Toutes les enquêtes d’opinion l’ont démontré : la greffe conservatrice n’a pas pris. Une étude réalisée et publiée quelques mois avant l’élection par le futur conseiller diplomatique de Justin Trudeau Roland Paris a confirmé la prégnance de l’internationalisme libéral chez les Canadiens. Les Canadiens demeurent profondément attachés au maintien de la paix, au multilatéralisme incarné par l’ONU, à l’aide aux pays en développement, à l’image pacifique du pays à l’étranger. Dans ces circonstances, les libéraux disposaient de tous les éléments dont ils avaient besoin pour soutenir les orientations internationalistes de politique étrangère exposées dans leur plateforme électorale Changer ensemble. D’où leur slogan selon lequel une victoire libérale permettrait le retour du Canada dans le monde.

Le temps des désillusions

Dans cet esprit, l’accent a été mis sur ce que le Canada sait faire de mieux. La diplomatie serait au cœur de l’action. Le chemin était balisé : consolider la relation avec les États-Unis, reprendre la participation aux opérations de paix, augmenter les budgets d’une aide au développement recalibrée en faveur des femmes et des enfants, relancer le dialogue avec la Russie, approcher plus intelligemment le conflit israélo-palestinien, se réengager en Afrique — continent dont tous les spécialistes estiment qu’il va connaître une révolution démographique, économique et politique sans précédent —, approfondir les liens avec la Chine et les États asiatiques, enfin, renforcer le multilatéralisme dont l’ONU est la pierre angulaire. Ce programme n’excluait pas un usage réfléchi de la force dans le cadre de l’ONU et de l’OTAN quand le besoin s’en ferait sentir, et donc un financement adéquat de l’outil militaire, mais il rejetait la notion harperienne du Canada « nation guerrière ».
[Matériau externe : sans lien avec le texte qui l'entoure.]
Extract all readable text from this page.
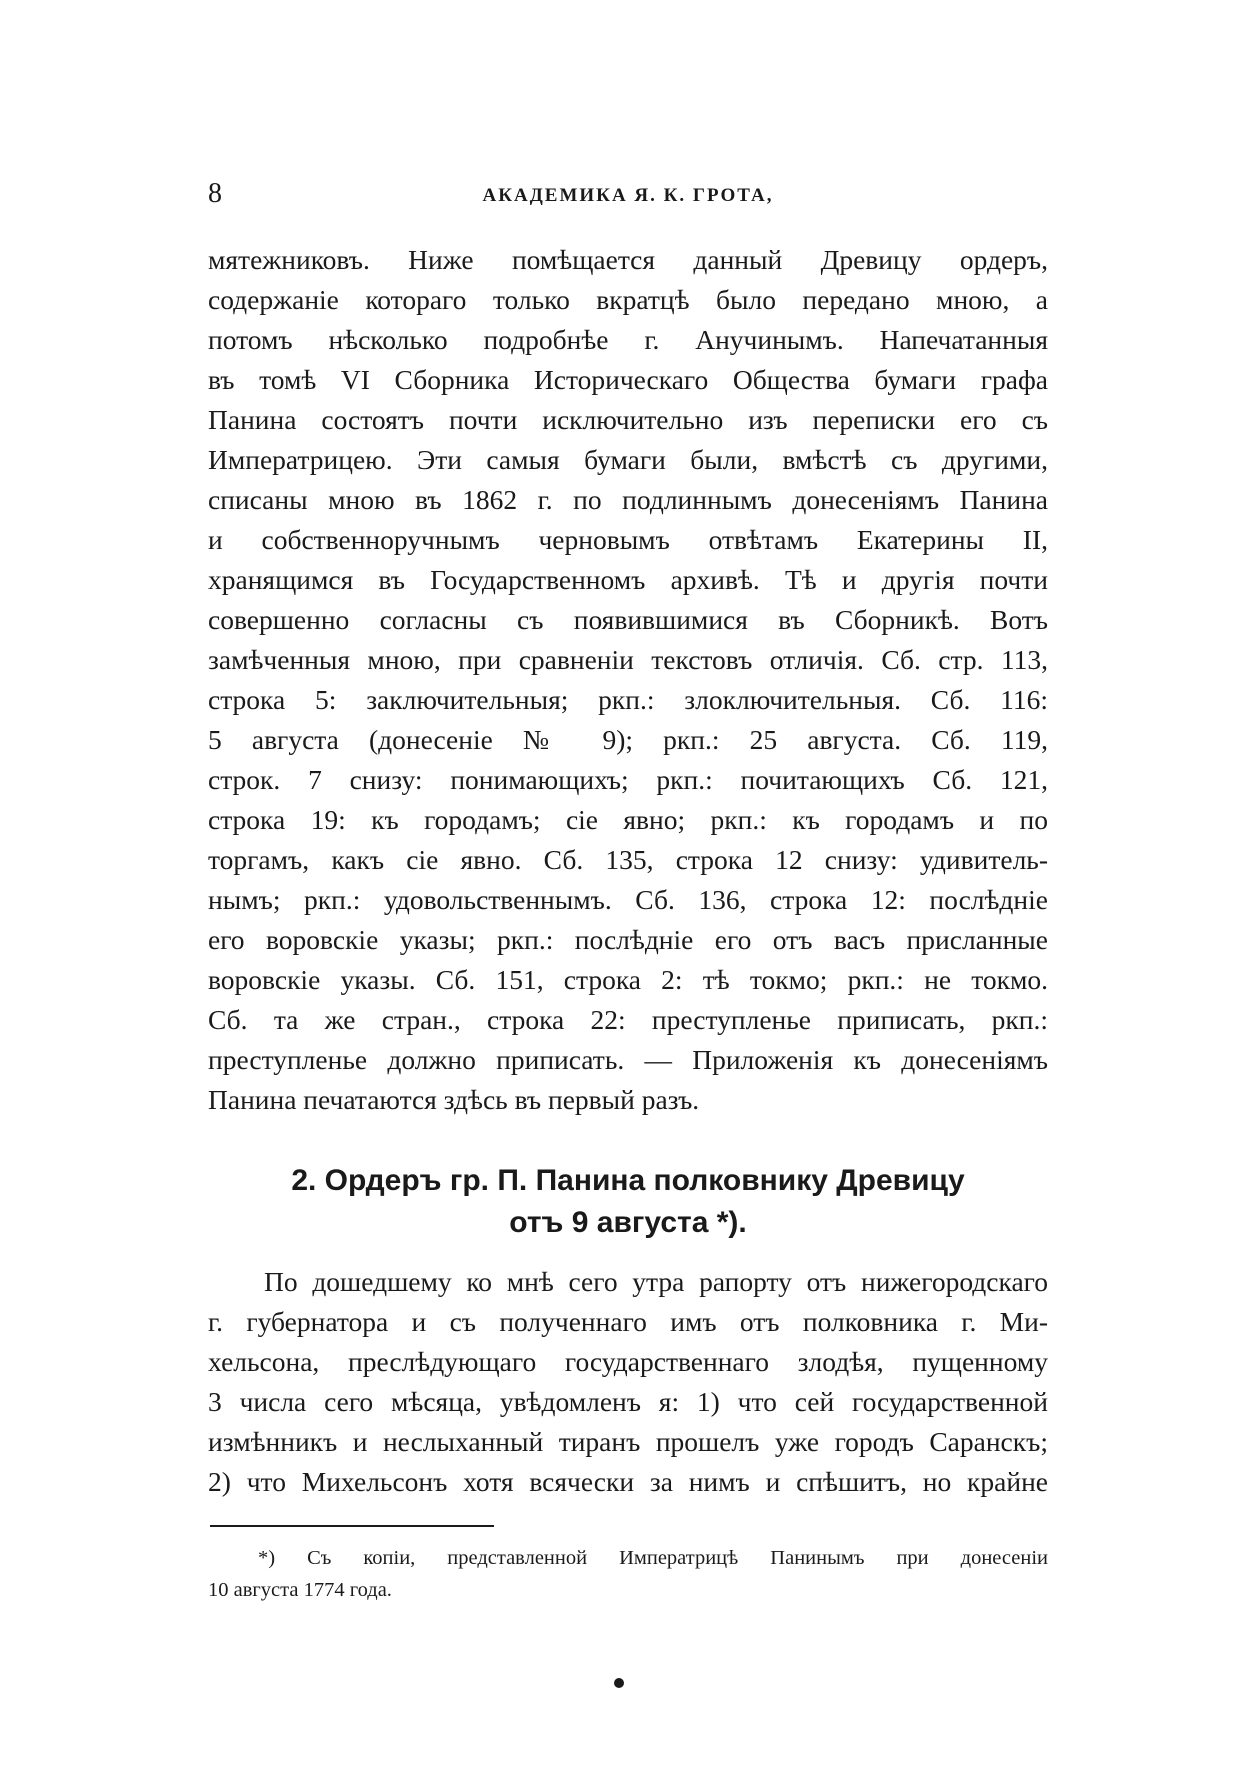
8	АКАДЕМИКА Я. К. ГРОТА,
мятежниковъ. Ниже помѣщается данный Древицу ордеръ,
содержаніе котораго только вкратцѣ было передано мною, а
потомъ нѣсколько подробнѣе г. Анучинымъ. Напечатанныя
въ томѣ VI Сборника Историческаго Общества бумаги графа
Панина состоятъ почти исключительно изъ переписки его съ
Императрицею. Эти самыя бумаги были, вмѣстѣ съ другими,
списаны мною въ 1862 г. по подлиннымъ донесеніямъ Панина
и собственноручнымъ черновымъ отвѣтамъ Екатерины II,
хранящимся въ Государственномъ архивѣ. Тѣ и другія почти
совершенно согласны съ появившимися въ Сборникѣ. Вотъ
замѣченныя мною, при сравненіи текстовъ отличія. Сб. стр. 113,
строка 5: заключительныя; ркп.: злоключительныя. Сб. 116:
5 августа (донесеніе № 9); ркп.: 25 августа. Сб. 119,
строк. 7 снизу: понимающихъ; ркп.: почитающихъ Сб. 121,
строка 19: къ городамъ; сіе явно; ркп.: къ городамъ и по
торгамъ, какъ сіе явно. Сб. 135, строка 12 снизу: удивитель-
нымъ; ркп.: удовольственнымъ. Сб. 136, строка 12: послѣдніе
его воровскіе указы; ркп.: послѣдніе его отъ васъ присланные
воровскіе указы. Сб. 151, строка 2: тѣ токмо; ркп.: не токмо.
Сб. та же стран., строка 22: преступленье приписать, ркп.:
преступленье должно приписать. — Приложенія къ донесеніямъ
Панина печатаются здѣсь въ первый разъ.
2. Ордеръ гр. П. Панина полковнику Древицу
отъ 9 августа *).
По дошедшему ко мнѣ сего утра рапорту отъ нижегородскаго
г. губернатора и съ полученнаго имъ отъ полковника г. Ми-
хельсона, преслѣдующаго государственнаго злодѣя, пущенному
3 числа сего мѣсяца, увѣдомленъ я: 1) что сей государственной
измѣнникъ и неслыханный тиранъ прошелъ уже городъ Саранскъ;
2) что Михельсонъ хотя всячески за нимъ и спѣшитъ, но крайне
*) Съ копіи, представленной Императрицѣ Панинымъ при донесеніи
10 августа 1774 года.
De tout cela, que reste-t-il ? Pas grand-chose en réalité, sinon le sentiment que les libéraux font la politique des conservateurs, la rhétorique en moins. Il aura fallu plus de deux ans avant que le gouvernement libéral déploie à contrecœur, et seulement pour un an, quelques hélicoptères et un petit contingent de Casques bleus au Mali, alors qu’il s’est précipité pour renouveler de façon indéfinie les engagements militaires conservateurs en Irak, en Lettonie et en Ukraine, toutes des missions hors ONU. L’aide au développement est devenue « féministe », un clin d’œil à l’électorat féminin canadien, mais cette réorientation masque le déclin constant et irrémédiable du financement de l’aide aux plus pauvres de la planète.

Le conflit israélo-palestinien est dorénavant traité de manière schizophrénique : par exemple, la politique officielle est de reconnaître le droit des Palestiniens à l’autodétermination, mais lorsqu’il s’agit de voter en faveur de ce droit à l’ONU, le Canada est l’un des cinq pays sur 193 États membres à s’y opposer.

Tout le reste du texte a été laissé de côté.